Researchers in Raleigh are trying to make it easier for drivers of electric cars to know when they're low on juice.
Bruce Moore is one of those electric car drivers. He loves his all-electric Nissan Leaf. Before he got the car, he studied his driving habits to make sure the 100-mile range between charges wouldn't be a problem.
“I was doing six or seven trips a year where I was going more than 100 miles, so I thought, that's good,” said Moore.
Drivers of electric cars have to plan trips around that range limitation. Electric cars have a display to alert drivers when they need to recharge, but many owners say they aren't accurate.

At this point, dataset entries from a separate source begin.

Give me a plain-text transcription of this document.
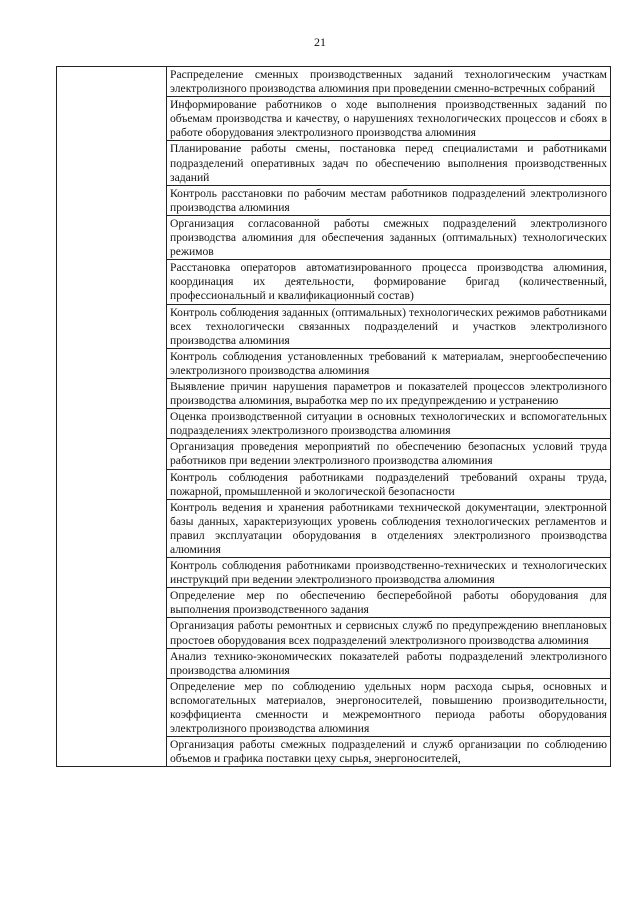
21
	Распределение сменных производственных заданий технологическим участкам электролизного производства алюминия при проведении сменно-встречных собраний
Информирование работников о ходе выполнения производственных заданий по объемам производства и качеству, о нарушениях технологических процессов и сбоях в работе оборудования электролизного производства алюминия
Планирование работы смены, постановка перед специалистами и работниками подразделений оперативных задач по обеспечению выполнения производственных заданий
Контроль расстановки по рабочим местам работников подразделений электролизного производства алюминия
Организация согласованной работы смежных подразделений электролизного производства алюминия для обеспечения заданных (оптимальных) технологических режимов
Расстановка операторов автоматизированного процесса производства алюминия, координация их деятельности, формирование бригад (количественный, профессиональный и квалификационный состав)
Контроль соблюдения заданных (оптимальных) технологических режимов работниками всех технологически связанных подразделений и участков электролизного производства алюминия
Контроль соблюдения установленных требований к материалам, энергообеспечению электролизного производства алюминия
Выявление причин нарушения параметров и показателей процессов электролизного производства алюминия, выработка мер по их предупреждению и устранению
Оценка производственной ситуации в основных технологических и вспомогательных подразделениях электролизного производства алюминия
Организация проведения мероприятий по обеспечению безопасных условий труда работников при ведении электролизного производства алюминия
Контроль соблюдения работниками подразделений требований охраны труда, пожарной, промышленной и экологической безопасности
Контроль ведения и хранения работниками технической документации, электронной базы данных, характеризующих уровень соблюдения технологических регламентов и правил эксплуатации оборудования в отделениях электролизного производства алюминия
Контроль соблюдения работниками производственно-технических и технологических инструкций при ведении электролизного производства алюминия
Определение мер по обеспечению бесперебойной работы оборудования для выполнения производственного задания
Организация работы ремонтных и сервисных служб по предупреждению внеплановых простоев оборудования всех подразделений электролизного производства алюминия
Анализ технико-экономических показателей работы подразделений электролизного производства алюминия
Определение мер по соблюдению удельных норм расхода сырья, основных и вспомогательных материалов, энергоносителей, повышению производительности, коэффициента сменности и межремонтного периода работы оборудования электролизного производства алюминия
Организация работы смежных подразделений и служб организации по соблюдению объемов и графика поставки цеху сырья, энергоносителей,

Researchers at North Carolina State University are trying to change that.
“We are getting the data off this battery off a microcontroller,” researcher Habiballah Rahimi said.
They are developing a more accurate estimate of a battery's range.
This new software can analyze a planned route by looking at the topography, weather conditions and congestion -- all are factors that can affect an electric car's range.
“When you put in your destination, we can accurately predict how much charge you will have when you get there,” Eichi said.
The N.C. State software is about 30 percent more accurate than what's available now.
Moore says better range estimates would give him peace of mind.
“I'm enthused about it because at least you won't have to go according to the guess-o-meter,” Moore said.
Researchers say this new software likely will be available as a phone app in the future.
Eventually, they hope it will be built into the navigation systems on electric cars.